Study these concepts—they may bring you the happiness you have been desiring.


Viva Italia


Opera lovers, headed by Nedy Tantoco, gathered  at the Cultural Center of the Philippines (CCP) to enjoy the Philippine Italian Association’s presentation of “L’elisir d’amore,” a comic opera in two acts composed by Gaetano Donizetti, with libretto by Felice Romani, reputed to be the most frequently staged opera in Italy from 1838 to 1848, and still part of the global opera repertoire.


The secret of this opera’s success is in its capacity to create a balance between the humorous and the sorrowful. In this performance, the lyrical aria “Una Furtiva Lagrima” is as poignant as ever.


The main character Adina was adorably played by soprano Elena Monti, supported excellently by Costa Rican tenor David Astorga and Korean baritone Byeong In Park. Francisco Vultaggio provided many of the comic situations, and Rachelle Gerodias Park makes a special appearance.


Maestro Ruggero Barbieri conducted the Philippine Philharmonic Orchestra with the singers of Coro Tomasino and dancers of the Philippine Ballet Theater. Special bow to the director Vincenzo Travaglini—a truly global presentation!

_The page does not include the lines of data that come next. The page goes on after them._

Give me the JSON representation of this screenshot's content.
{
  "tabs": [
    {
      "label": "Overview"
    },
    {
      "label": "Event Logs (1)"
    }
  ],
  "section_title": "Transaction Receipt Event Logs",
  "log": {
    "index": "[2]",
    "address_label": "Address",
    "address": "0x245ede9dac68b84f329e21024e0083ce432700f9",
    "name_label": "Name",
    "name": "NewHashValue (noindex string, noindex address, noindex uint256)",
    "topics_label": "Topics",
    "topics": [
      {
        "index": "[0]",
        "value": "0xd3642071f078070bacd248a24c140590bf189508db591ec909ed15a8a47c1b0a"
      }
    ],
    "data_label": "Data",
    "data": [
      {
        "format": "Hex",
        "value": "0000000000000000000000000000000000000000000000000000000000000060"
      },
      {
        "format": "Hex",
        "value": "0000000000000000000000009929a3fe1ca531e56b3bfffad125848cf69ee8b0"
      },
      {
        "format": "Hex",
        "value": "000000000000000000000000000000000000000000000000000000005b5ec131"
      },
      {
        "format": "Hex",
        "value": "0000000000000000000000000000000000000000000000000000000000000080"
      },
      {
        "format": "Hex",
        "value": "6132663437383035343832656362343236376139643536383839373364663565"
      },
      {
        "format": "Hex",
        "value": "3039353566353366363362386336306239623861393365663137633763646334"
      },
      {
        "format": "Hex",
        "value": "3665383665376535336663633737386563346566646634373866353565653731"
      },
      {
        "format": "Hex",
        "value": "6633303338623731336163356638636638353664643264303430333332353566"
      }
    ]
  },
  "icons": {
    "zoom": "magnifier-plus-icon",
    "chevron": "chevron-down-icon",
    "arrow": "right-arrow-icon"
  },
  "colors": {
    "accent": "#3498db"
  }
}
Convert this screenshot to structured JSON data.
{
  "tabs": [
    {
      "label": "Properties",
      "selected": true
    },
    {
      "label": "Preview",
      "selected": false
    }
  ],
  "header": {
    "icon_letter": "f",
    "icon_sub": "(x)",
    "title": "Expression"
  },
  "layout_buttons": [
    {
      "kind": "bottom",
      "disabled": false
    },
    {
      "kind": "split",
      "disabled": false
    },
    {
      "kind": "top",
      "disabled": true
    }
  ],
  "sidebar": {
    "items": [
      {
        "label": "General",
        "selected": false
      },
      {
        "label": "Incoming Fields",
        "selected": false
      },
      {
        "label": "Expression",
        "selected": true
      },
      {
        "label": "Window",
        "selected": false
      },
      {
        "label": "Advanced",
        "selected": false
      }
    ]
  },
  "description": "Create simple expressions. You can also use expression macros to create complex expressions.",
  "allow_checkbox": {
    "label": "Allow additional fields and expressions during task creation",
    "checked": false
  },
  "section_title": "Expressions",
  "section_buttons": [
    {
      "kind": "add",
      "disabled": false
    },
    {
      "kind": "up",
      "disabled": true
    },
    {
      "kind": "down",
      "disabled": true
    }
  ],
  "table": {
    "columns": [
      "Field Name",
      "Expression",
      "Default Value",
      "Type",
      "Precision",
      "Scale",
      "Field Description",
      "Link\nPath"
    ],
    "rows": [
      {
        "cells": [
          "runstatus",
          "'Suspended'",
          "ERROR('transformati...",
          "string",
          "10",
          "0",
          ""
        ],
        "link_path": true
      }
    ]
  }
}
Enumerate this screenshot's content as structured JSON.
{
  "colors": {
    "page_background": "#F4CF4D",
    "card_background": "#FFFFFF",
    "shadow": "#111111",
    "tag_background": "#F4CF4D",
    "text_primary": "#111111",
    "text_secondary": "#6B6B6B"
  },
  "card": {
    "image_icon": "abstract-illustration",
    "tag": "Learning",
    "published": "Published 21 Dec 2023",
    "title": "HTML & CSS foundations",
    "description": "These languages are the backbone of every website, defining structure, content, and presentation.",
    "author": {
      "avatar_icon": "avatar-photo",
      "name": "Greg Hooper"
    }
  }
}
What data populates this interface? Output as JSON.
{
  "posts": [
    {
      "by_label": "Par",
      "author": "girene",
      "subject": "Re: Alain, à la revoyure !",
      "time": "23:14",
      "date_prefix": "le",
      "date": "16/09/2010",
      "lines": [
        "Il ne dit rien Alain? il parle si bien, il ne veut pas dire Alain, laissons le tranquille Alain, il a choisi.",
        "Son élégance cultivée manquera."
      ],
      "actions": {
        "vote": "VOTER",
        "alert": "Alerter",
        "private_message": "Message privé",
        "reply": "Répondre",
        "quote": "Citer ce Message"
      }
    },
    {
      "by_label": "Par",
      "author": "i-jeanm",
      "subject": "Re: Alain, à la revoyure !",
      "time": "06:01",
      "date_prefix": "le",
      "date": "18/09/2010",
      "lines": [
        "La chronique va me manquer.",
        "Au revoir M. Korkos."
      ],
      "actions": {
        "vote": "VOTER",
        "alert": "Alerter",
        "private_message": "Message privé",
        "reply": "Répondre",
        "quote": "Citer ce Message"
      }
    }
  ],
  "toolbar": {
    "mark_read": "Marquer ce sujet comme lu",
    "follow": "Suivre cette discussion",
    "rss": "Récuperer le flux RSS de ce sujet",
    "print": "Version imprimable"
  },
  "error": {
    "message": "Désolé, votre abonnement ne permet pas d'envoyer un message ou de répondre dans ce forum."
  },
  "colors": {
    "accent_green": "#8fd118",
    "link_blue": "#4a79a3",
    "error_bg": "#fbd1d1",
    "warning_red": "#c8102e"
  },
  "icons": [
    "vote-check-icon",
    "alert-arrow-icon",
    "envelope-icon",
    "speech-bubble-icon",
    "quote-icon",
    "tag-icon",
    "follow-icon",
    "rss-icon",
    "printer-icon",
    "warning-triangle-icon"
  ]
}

During intermission, we had a chat with Pinky del Rosario and husband Klaus Zeller; the constantly lovely Frannie Jacinto and George Yang, who are closely related through the Osorios; bosom friends Lourdes Montinola and Lorna Laurel. I finally met Lia Bernardo, who was with mother Conchitina.

George Yang, Frannie Jacinto

A post reception was held at the Silangan Hall for the sponsors to meet the artists. Current CCP president Nick Lizaso helped Nedy welcome the guests with three former CCP heads in attendance: Bal Endriga with wife Tess, Nes Jardin and Raul Sunico, who joined us in the Hermès’ table headed by Mario Katigbak and friends like Peter Jentes, DJ Lopez, Marian Ong,  Rupert and Tina Jacinto. We were happy to see Juancho Robles and Pinky Tobiano, Merle and Eddie Pineda.

A very private affair


I attended the most interesting party recently hosted by one who insists on remaining anonymous, and whose guests included many A-listers, A-minus (the minus for varying reasons), and the B-plus, meaning the “big-moneyed” ones who hardly have any listings found under their names.


From the reception area where we mingled with over a hundred invitees, champagne was the name of the game and the pass-arounds never stopped, with an added torch singer lending her talents to the occasion. People were dressed to the sevens, eights and nines.


At around 8:30 p.m.,  dinner was announced, and we were to move to the next space, which turned out to be a veritable garden of a hundred dramatically lit, lush trees where two long tables were laid out for 120 guests, with each place properly identified, bedecked with a variety of colorful flowers.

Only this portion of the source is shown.